Duke Street Transitway: Frequently Asked Questions

by James D. and Jonathan K.

Grassroots Alexandria advocates for effective mass transit as a matter of economic justice and as a response to the climate emergency. Alexandria’s Duke Street In Motion project is a potential step forward.

What is the Duke Street in Motion project?
What is the purpose of the project? What problems is it trying to solve?
Will this project include improvements for people walking and riding bicycles?
How will a dedicated transitway fit on Duke Street along with car traffic?

What is the Duke Street in Motion project?
Duke Street in Motion is a concept design project for improved transit on a 4-mile section of Duke Street, from the Landmark Mall area to the King Street Metro station. The design effort follows a 2008 Council decision designating this section of Duke Street as a future high-capacity transit corridor, and a 2012 Transitway Corridor Feasibility Study. The 2012 Feasibility study recommended dedicated bus lanes in the six-lane sections of the Duke Street corridor, i.e. in about 2/3 of the 4 mile section, and a two-phased approach for the four-lane section in the middle of the corridor, from Jordan Street to Roth Street. The study recommended that transit operate initially in mixed traffic in the four-lane section and later in a dedicated reversible lane.

What is the purpose of the project? What problems is it trying to solve?
Capacity: The primary motivation is to provide high capacity bus service to efficiently move people along the corridor and to connect people to other high-capacity transit lines. Dedicated transit lanes can move up to 8,000 people per hour, about 5 times more people than private vehicles.

Access: Regional population growth will exacerbate local traffic congestion, until more efficient travel options are provided, such as Richmond Highway Bus Rapid Transit in Fairfax and Metrorail across the Wilson Bridge, with uncongested lanes for buses in the interim. The Duke Street transitway will enable reliable, efficient travel for residents along the corridor, as well as for other people accessing Duke Street destinations, including the Beatley Library, restaurants, medical offices and other future amenities at a re-developed Landmark Mall site.

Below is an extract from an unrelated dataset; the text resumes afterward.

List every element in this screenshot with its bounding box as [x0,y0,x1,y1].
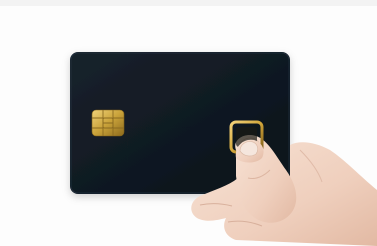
scene-svg [0,0,377,246]
product-photo [0,0,377,246]
top-strip [0,0,377,6]
emv-chip-icon [91,109,125,137]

Equity: The Duke Street corridor serves many older residents and low-income residents who depend on transit.

Safety: Travel by bus is significantly safer than walking, cycling, or driving.
Climate Change and the Environment: Transportation is the number one contributor to greenhouse gas emissions; providing more useful transit service to more people is the most impactful investment that would mitigate climate change.

Will this project include improvements for people walking and riding bicycles?
From the city website: “Yes. Since many people live, work, or visit locations within walking or biking distance to Duke Street, safe and convenient routes between bus stops and the places people need to go along the corridor will be essential elements of this project.”

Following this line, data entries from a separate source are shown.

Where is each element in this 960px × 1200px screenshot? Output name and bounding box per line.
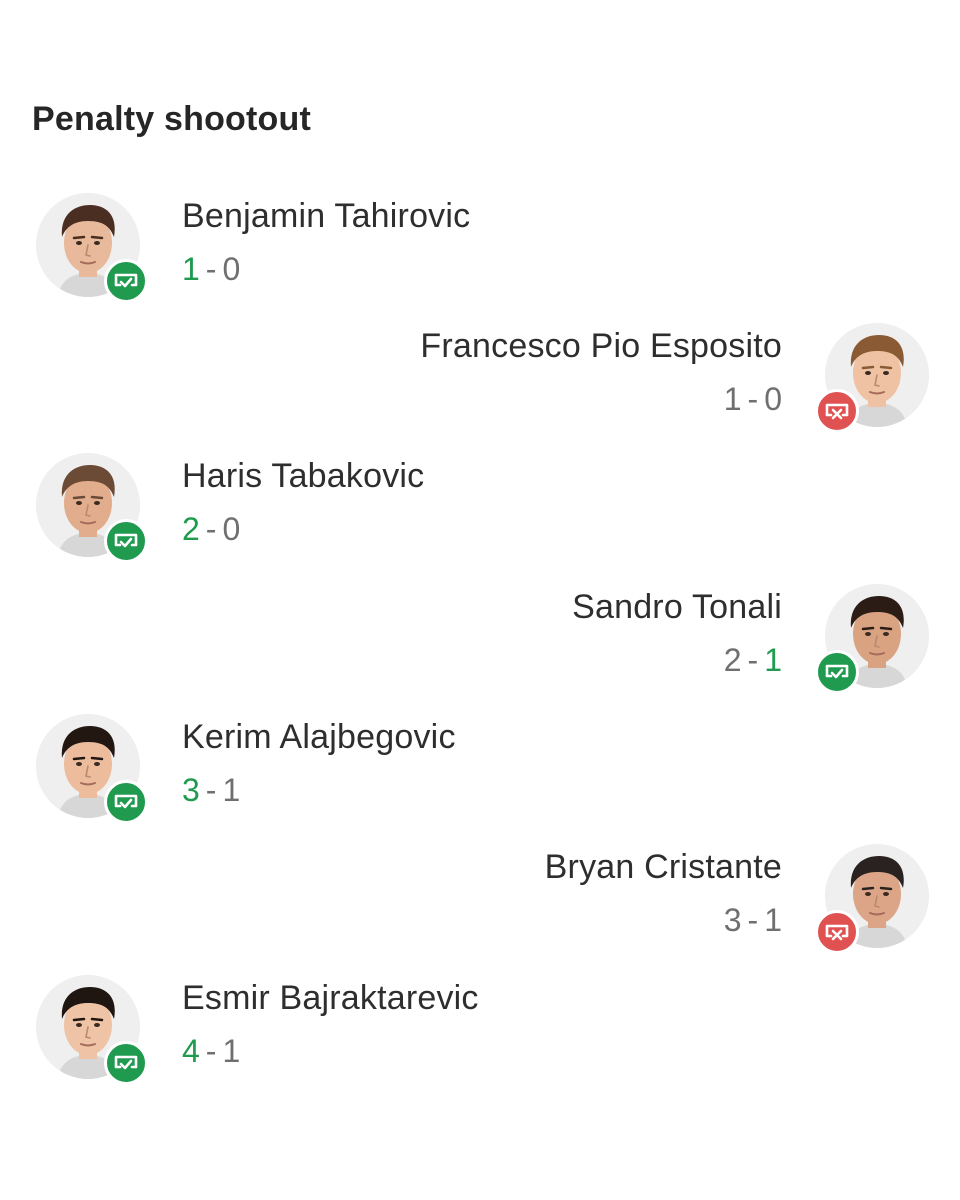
score-home: 1 [723, 381, 742, 417]
goal-scored-icon [104, 519, 148, 563]
running-score: 1-0 [182, 251, 241, 287]
goal-missed-icon [815, 910, 859, 954]
goal-scored-icon [104, 259, 148, 303]
goal-scored-icon [104, 780, 148, 824]
score-home: 2 [723, 642, 742, 678]
goal-scored-icon [815, 650, 859, 694]
shootout-row[interactable]: Kerim Alajbegovic 3-1 [0, 714, 960, 844]
score-away: 0 [222, 251, 241, 287]
goal-scored-icon [104, 1041, 148, 1085]
running-score: 1-0 [723, 381, 782, 417]
player-name[interactable]: Francesco Pio Esposito [420, 327, 782, 366]
player-name[interactable]: Sandro Tonali [572, 588, 782, 627]
running-score: 2-0 [182, 511, 241, 547]
running-score: 4-1 [182, 1033, 241, 1069]
score-home: 3 [723, 902, 742, 938]
running-score: 2-1 [723, 642, 782, 678]
score-home: 1 [182, 251, 200, 287]
score-away: 0 [764, 381, 782, 417]
score-away: 0 [222, 511, 241, 547]
score-away: 1 [764, 902, 782, 938]
shootout-row[interactable]: Sandro Tonali 2-1 [0, 584, 960, 714]
score-away: 1 [764, 642, 782, 678]
shootout-row[interactable]: Francesco Pio Esposito 1-0 [0, 323, 960, 453]
shootout-row[interactable]: Bryan Cristante 3-1 [0, 844, 960, 974]
shootout-row[interactable]: Esmir Bajraktarevic 4-1 [0, 975, 960, 1105]
score-home: 3 [182, 772, 200, 808]
player-name[interactable]: Bryan Cristante [545, 848, 782, 887]
player-name[interactable]: Haris Tabakovic [182, 457, 424, 496]
player-name[interactable]: Kerim Alajbegovic [182, 718, 456, 757]
player-name[interactable]: Esmir Bajraktarevic [182, 979, 479, 1018]
goal-missed-icon [815, 389, 859, 433]
score-away: 1 [222, 772, 241, 808]
score-away: 1 [222, 1033, 241, 1069]
running-score: 3-1 [182, 772, 241, 808]
player-name[interactable]: Benjamin Tahirovic [182, 197, 470, 236]
score-home: 2 [182, 511, 200, 547]
score-home: 4 [182, 1033, 200, 1069]
shootout-row[interactable]: Benjamin Tahirovic 1-0 [0, 193, 960, 323]
page-title: Penalty shootout [32, 100, 311, 138]
shootout-row[interactable]: Haris Tabakovic 2-0 [0, 453, 960, 583]
running-score: 3-1 [723, 902, 782, 938]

How will a dedicated transitway fit on Duke Street along with car traffic?
The 2012 Transitway Feasibility Study recommended maintaining four car traffic lanes, two in each direction throughout the corridor, as exists today in the middle section between Jordan Street and Roth Street. All of the concepts that City Staff has presented to date are consistent with that, i.e. they maintain a minimum of two lanes in each direction.

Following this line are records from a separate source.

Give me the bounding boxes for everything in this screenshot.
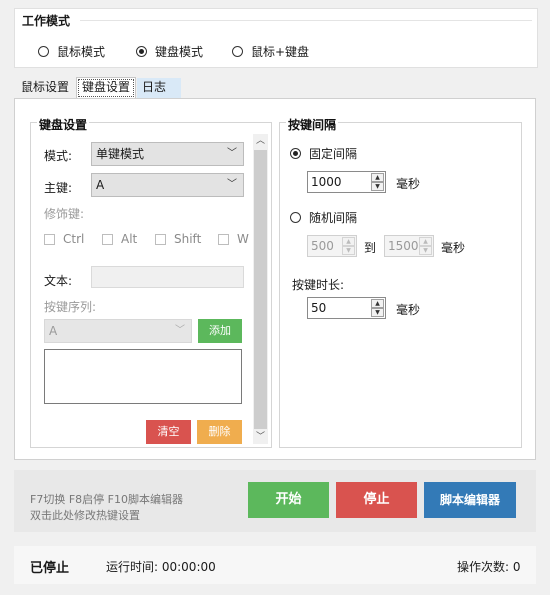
hotkey-edit-hint[interactable]: 双击此处修改热键设置 (30, 507, 140, 523)
arrow-down-icon[interactable]: ▼ (371, 308, 384, 317)
main-key-label: 主键: (44, 181, 73, 195)
scroll-down-icon[interactable]: ﹀ (253, 430, 268, 444)
mode-label: 模式: (44, 149, 73, 163)
chevron-down-icon: ﹀ (227, 179, 237, 190)
checkbox-box (155, 233, 166, 245)
random-max-spinner[interactable]: 1500 ▲ ▼ (384, 235, 434, 257)
arrow-up-icon[interactable]: ▲ (371, 173, 384, 182)
fixed-unit-label: 毫秒 (396, 177, 421, 191)
checkbox-box (218, 233, 229, 245)
radio-indicator (232, 46, 243, 57)
arrow-down-icon[interactable]: ▼ (419, 246, 432, 255)
duration-unit-label: 毫秒 (396, 303, 421, 317)
to-label: 到 (364, 241, 377, 255)
radio-mouse-keyboard-mode[interactable]: 鼠标+键盘 (232, 43, 309, 60)
operation-count: 操作次数: 0 (457, 560, 521, 574)
runtime-display: 运行时间: 00:00:00 (106, 560, 216, 574)
arrow-up-icon[interactable]: ▲ (342, 237, 355, 246)
sequence-list[interactable] (44, 349, 242, 404)
radio-fixed-interval[interactable]: 固定间隔 (290, 145, 357, 162)
checkbox-alt[interactable]: Alt (102, 232, 137, 246)
duration-label: 按键时长: (292, 278, 345, 292)
checkbox-shift[interactable]: Shift (155, 232, 201, 246)
radio-indicator (290, 148, 301, 159)
random-min-spinner[interactable]: 500 ▲ ▼ (307, 235, 357, 257)
duration-spinner[interactable]: 50 ▲ ▼ (307, 297, 386, 319)
modifier-label: 修饰键: (44, 207, 85, 221)
scrollbar[interactable]: ︿ ﹀ (253, 134, 268, 444)
start-button[interactable]: 开始 (248, 482, 329, 518)
delete-button[interactable]: 删除 (197, 420, 242, 444)
text-label: 文本: (44, 274, 73, 288)
keyboard-group-title: 键盘设置 (37, 116, 90, 133)
spinner-buttons[interactable]: ▲ ▼ (419, 237, 432, 255)
scrollbar-thumb[interactable] (254, 150, 267, 429)
arrow-down-icon[interactable]: ▼ (371, 182, 384, 191)
tab-log[interactable]: 日志 (137, 78, 181, 98)
radio-random-interval[interactable]: 随机间隔 (290, 209, 357, 226)
work-mode-divider (80, 20, 532, 21)
chevron-down-icon: ﹀ (227, 148, 237, 159)
interval-group-title: 按键间隔 (286, 116, 339, 133)
clear-button[interactable]: 清空 (146, 420, 191, 444)
arrow-down-icon[interactable]: ▼ (342, 246, 355, 255)
radio-keyboard-mode[interactable]: 键盘模式 (136, 43, 203, 60)
checkbox-win[interactable]: W (218, 232, 250, 246)
fixed-interval-spinner[interactable]: 1000 ▲ ▼ (307, 171, 386, 193)
text-input[interactable] (91, 266, 244, 288)
radio-mouse-mode[interactable]: 鼠标模式 (38, 43, 105, 60)
sequence-select[interactable]: A ﹀ (44, 319, 192, 343)
spinner-buttons[interactable]: ▲ ▼ (342, 237, 355, 255)
radio-indicator (136, 46, 147, 57)
arrow-up-icon[interactable]: ▲ (371, 299, 384, 308)
checkbox-ctrl[interactable]: Ctrl (44, 232, 84, 246)
script-editor-button[interactable]: 脚本编辑器 (424, 482, 516, 518)
add-button[interactable]: 添加 (198, 319, 242, 343)
random-unit-label: 毫秒 (441, 241, 466, 255)
scroll-up-icon[interactable]: ︿ (253, 134, 268, 148)
checkbox-box (102, 233, 113, 245)
sequence-label: 按键序列: (44, 300, 97, 314)
checkbox-box (44, 233, 55, 245)
tab-keyboard-settings[interactable]: 键盘设置 (76, 77, 137, 99)
spinner-buttons[interactable]: ▲ ▼ (371, 299, 384, 317)
chevron-down-icon: ﹀ (175, 325, 185, 336)
radio-indicator (38, 46, 49, 57)
tab-mouse-settings[interactable]: 鼠标设置 (16, 78, 74, 98)
spinner-buttons[interactable]: ▲ ▼ (371, 173, 384, 191)
work-mode-title: 工作模式 (22, 14, 71, 28)
stop-button[interactable]: 停止 (336, 482, 417, 518)
arrow-up-icon[interactable]: ▲ (419, 237, 432, 246)
mode-select[interactable]: 单键模式 ﹀ (91, 142, 244, 166)
run-state: 已停止 (30, 561, 70, 576)
main-key-select[interactable]: A ﹀ (91, 173, 244, 197)
radio-indicator (290, 212, 301, 223)
hotkey-info[interactable]: F7切换 F8启停 F10脚本编辑器 (30, 491, 183, 507)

Concepts that City staff have shown for the six-lane sections include maintaining two car traffic travel lanes in each direction, and repurposing one travel lane in each direction for dedicated bus lanes. Concepts for four-lane sections include maintaining two car traffic travel lanes in each direction, combined with one of the following: (1) buses operating in mixed traffic, (2) modifications to commercial service roads to allow bi-directional dedicated bus lanes, and (3) modification to residential and commercial service roads to allow two dedicated bus lanes.